Phil guffawed with amusement. "You were too busy looking at her arse weren't you?"

"I was not!" I protested, feebly and reassured myself, that Bridge was already well out of ear-shot, or my embarrassment would be been augmented ten-fold.

"SEE YOU AT GROUSE BUTTS!" Bridge called out without looking back.

Buts?? Oh my God, now I am mortified!

"This is why I wear gaiters." Clearly enjoying the moment, Phil leaned sideways against his walking sticks. "And I always carry spare pair of socks".

"Is there anything you don't have in your bloody pack?" I couldn't help but be spiky with him.

"Yeah, I had to leave half my kit back at home", he said, as if it had been a difficult decision making process. I imagine he would have completed several risk assessment documents in the process.

"It must have pained you to leave behind your flare gun." I gibed, sarcastically.

"No, I've packed that". If he was joking, his face didn't give it away.

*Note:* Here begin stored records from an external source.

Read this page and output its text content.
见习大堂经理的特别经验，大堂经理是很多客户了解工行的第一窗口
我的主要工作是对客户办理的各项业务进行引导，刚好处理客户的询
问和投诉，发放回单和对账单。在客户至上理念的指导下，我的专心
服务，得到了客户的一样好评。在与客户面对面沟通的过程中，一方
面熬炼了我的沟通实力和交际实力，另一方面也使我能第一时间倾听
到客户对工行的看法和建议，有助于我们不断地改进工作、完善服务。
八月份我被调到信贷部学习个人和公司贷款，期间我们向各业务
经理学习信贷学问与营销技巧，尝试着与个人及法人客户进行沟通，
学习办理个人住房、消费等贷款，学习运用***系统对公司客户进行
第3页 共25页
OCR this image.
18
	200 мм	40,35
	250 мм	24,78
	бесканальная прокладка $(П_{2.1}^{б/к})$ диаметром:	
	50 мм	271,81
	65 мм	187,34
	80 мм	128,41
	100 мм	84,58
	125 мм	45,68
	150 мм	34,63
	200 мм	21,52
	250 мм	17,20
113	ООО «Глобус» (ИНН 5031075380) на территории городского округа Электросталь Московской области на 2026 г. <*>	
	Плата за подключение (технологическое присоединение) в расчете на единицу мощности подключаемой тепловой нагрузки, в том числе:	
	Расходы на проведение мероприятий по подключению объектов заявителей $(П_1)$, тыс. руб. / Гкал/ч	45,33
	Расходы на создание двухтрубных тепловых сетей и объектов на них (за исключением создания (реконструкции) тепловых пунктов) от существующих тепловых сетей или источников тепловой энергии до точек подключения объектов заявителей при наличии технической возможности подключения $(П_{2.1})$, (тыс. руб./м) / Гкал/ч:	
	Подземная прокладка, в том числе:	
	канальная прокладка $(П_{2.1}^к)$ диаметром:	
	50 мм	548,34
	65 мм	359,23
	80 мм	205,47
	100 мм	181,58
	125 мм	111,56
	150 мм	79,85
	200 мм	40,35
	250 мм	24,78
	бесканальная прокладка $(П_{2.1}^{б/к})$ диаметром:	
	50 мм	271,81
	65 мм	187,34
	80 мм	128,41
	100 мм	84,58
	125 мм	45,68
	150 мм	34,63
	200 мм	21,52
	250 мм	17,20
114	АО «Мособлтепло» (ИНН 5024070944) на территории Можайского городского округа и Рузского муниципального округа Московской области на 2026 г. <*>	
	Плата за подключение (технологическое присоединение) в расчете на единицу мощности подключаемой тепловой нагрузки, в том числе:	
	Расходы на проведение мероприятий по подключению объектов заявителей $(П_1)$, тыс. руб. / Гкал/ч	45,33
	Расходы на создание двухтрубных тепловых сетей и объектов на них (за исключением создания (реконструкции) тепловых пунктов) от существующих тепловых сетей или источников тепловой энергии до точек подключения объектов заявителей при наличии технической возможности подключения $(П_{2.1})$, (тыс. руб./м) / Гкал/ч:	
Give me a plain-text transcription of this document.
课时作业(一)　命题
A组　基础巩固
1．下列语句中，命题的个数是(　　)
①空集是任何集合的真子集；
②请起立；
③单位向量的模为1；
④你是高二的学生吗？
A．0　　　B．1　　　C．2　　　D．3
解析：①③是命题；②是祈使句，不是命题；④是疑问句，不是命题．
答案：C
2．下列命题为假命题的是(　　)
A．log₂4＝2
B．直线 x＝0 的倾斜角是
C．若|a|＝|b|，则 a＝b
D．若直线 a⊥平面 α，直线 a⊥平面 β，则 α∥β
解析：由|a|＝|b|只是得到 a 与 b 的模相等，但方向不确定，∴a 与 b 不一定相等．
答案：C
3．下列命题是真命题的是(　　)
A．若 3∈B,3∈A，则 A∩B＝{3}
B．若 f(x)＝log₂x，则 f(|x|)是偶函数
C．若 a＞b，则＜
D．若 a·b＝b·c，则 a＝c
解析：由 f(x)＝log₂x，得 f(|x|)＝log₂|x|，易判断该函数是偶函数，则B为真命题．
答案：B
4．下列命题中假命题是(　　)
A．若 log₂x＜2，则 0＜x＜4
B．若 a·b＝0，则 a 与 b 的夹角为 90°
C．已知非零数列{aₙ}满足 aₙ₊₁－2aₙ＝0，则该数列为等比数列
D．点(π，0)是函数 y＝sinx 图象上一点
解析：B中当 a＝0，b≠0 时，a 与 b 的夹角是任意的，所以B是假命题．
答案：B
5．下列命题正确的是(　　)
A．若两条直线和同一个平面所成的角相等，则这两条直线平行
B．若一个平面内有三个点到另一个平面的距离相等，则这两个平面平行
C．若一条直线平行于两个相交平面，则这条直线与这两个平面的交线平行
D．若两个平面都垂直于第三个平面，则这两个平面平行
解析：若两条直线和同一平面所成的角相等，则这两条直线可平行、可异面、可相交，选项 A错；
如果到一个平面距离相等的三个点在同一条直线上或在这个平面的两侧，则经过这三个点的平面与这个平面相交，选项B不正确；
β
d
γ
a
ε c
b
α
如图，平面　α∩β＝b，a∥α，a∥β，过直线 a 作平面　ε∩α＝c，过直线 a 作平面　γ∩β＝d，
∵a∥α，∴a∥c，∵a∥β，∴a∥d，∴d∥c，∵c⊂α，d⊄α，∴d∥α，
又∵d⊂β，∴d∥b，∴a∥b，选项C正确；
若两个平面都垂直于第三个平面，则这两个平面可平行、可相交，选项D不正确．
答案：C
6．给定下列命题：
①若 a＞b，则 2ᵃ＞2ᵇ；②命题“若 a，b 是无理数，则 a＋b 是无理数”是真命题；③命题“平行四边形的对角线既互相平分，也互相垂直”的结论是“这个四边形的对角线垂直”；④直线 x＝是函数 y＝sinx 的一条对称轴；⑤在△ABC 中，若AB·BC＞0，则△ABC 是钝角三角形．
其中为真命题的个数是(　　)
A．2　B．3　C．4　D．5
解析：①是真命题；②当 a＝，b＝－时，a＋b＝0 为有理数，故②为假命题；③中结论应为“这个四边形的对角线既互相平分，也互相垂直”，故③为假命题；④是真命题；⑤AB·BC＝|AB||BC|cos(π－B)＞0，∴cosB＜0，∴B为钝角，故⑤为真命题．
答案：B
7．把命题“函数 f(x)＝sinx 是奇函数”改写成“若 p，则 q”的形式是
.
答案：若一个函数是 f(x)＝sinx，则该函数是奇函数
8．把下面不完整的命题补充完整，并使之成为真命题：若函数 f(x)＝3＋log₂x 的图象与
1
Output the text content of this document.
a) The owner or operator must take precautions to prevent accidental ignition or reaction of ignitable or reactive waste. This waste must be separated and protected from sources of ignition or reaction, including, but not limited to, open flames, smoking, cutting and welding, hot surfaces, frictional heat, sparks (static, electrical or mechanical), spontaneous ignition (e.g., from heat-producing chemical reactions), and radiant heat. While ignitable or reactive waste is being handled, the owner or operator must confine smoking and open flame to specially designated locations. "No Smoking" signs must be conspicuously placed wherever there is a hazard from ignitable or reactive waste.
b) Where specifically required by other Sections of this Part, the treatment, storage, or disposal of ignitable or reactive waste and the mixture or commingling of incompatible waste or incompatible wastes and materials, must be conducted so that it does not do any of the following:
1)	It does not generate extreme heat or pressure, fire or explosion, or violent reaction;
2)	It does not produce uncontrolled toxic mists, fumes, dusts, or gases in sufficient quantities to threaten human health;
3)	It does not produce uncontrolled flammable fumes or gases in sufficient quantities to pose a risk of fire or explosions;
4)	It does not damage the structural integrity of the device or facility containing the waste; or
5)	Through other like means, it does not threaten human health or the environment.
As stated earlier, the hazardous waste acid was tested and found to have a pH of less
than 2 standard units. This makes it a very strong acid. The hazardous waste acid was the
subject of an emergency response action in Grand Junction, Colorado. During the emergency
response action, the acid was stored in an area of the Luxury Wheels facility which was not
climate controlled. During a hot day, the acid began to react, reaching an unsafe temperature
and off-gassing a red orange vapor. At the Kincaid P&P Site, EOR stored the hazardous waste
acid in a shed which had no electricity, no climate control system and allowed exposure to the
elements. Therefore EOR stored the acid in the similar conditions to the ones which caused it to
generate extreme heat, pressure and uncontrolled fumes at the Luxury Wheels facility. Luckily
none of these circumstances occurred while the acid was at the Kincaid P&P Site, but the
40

"Come on, mate! We need to crack on. " He offered me his hand to me and with a raspy suck-slurp we managed to extract my clay-clad feet from the mire.

My feet and shins were saturated and, for the next half an hour, each step brought with it a discernible squelching of water between my toes. Mercifully, Bridge and her rear distractions had now disappeared over the next fold in the land.